From Thomas Jefferson to John Smith, 5 May 1802
To John Smith
Washington May 5. 1802
Sir
I have to acknolege the reciept of your Latin grammar, by post for which I pray you to accept my thanks. my occupations will probably not permit me immediately to have the satisfaction which I have no doubt I shall derive from the perusal of it: but I am pleased with every effort to facilitate the acquisition of the Greek & Latin languages. I do not give into the modern doctrine that the time spent on those languages is time lost. they usually occupy a portion of life when the mind is not strong enough but for matters of memory. they have furnished us with the only models of rational, correct, and chaste composition: no other antient nation having left, nor any modern one (not conversant with these models) having produced, any works of that character. the luxury too of reading them in their original language is one for which I feel more thankful to those to whom I owe it than for any of the things which the world usually calls luxuries. under these impressions I see with pleasure the taste for these languages cultivated, and ascribe to you the merit you may justly claim in this work. permit me to join here my thanks for the other volume also, and to tender you my best wishes and respects.
Th: Jefferson
PrC (DLC); at foot of text: “Mr. John Smith. Dartmouth.”

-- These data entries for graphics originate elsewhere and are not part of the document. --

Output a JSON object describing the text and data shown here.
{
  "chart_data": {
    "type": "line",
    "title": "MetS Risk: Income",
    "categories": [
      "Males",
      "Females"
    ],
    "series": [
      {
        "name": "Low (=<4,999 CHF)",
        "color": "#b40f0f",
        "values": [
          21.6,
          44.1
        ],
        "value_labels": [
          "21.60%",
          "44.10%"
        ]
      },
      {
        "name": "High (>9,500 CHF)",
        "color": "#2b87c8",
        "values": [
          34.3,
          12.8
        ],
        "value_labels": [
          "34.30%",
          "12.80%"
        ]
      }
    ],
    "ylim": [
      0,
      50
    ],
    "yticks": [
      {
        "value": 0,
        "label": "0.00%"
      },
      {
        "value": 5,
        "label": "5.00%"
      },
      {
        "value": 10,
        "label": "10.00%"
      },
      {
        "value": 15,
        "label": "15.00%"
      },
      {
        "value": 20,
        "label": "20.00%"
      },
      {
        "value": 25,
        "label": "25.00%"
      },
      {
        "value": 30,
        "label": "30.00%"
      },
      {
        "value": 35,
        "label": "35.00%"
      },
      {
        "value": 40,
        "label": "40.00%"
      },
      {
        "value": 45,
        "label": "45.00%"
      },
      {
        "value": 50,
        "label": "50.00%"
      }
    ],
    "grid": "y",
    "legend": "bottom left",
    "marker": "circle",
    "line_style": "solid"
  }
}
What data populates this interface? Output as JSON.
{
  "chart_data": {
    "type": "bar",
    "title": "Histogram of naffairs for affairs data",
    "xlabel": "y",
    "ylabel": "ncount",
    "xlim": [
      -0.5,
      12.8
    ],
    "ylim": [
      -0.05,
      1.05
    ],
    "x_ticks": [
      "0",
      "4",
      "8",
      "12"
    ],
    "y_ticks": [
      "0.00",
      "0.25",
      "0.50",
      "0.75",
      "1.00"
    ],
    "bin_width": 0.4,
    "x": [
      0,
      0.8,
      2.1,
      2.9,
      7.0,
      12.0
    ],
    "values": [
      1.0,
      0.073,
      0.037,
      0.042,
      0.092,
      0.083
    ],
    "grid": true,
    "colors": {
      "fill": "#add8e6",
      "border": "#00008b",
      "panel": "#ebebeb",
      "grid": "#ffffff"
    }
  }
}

John Smith (1752–1809) was a tutor and professor of Latin, Greek, and Hebrew at Dartmouth College from 1778 until 1809. He was also librarian for 30 years, trustee, and minister of College Church in Hanover, New Hampshire. The first edition of his Newhampshire Latin Grammar: Comprehending All the Necessary Rules in Orthography, Etymology, Syntax, and Prosody; with Explanatory and Critical Notes, and an Appendix, was published in Boston in 1802 (Dartmouth Gazette, 30 Jan. 1802; Baxter Perry Smith, The History of Dartmouth College [Boston, 1878], 211–17, 452–3; No. 4788).
THE OTHER VOLUME: Smith may have sent TJ a copy of one of his earlier published sermons, The Duty, Advantages, and Pleasure of Public Worship, Illustrated in a Sermon Preached at the Dedication of the Meeting-House, in the Vicinity of Dartmouth College, December 13, 1795 (Hanover, N.H., 1795; No. 29528) or A Sermon Preached in Randolph, June 3, 1801, at the Ordination of the Rev. Mr. Tilton Eastman (Randolph, Vt., 1801; , No. 1333).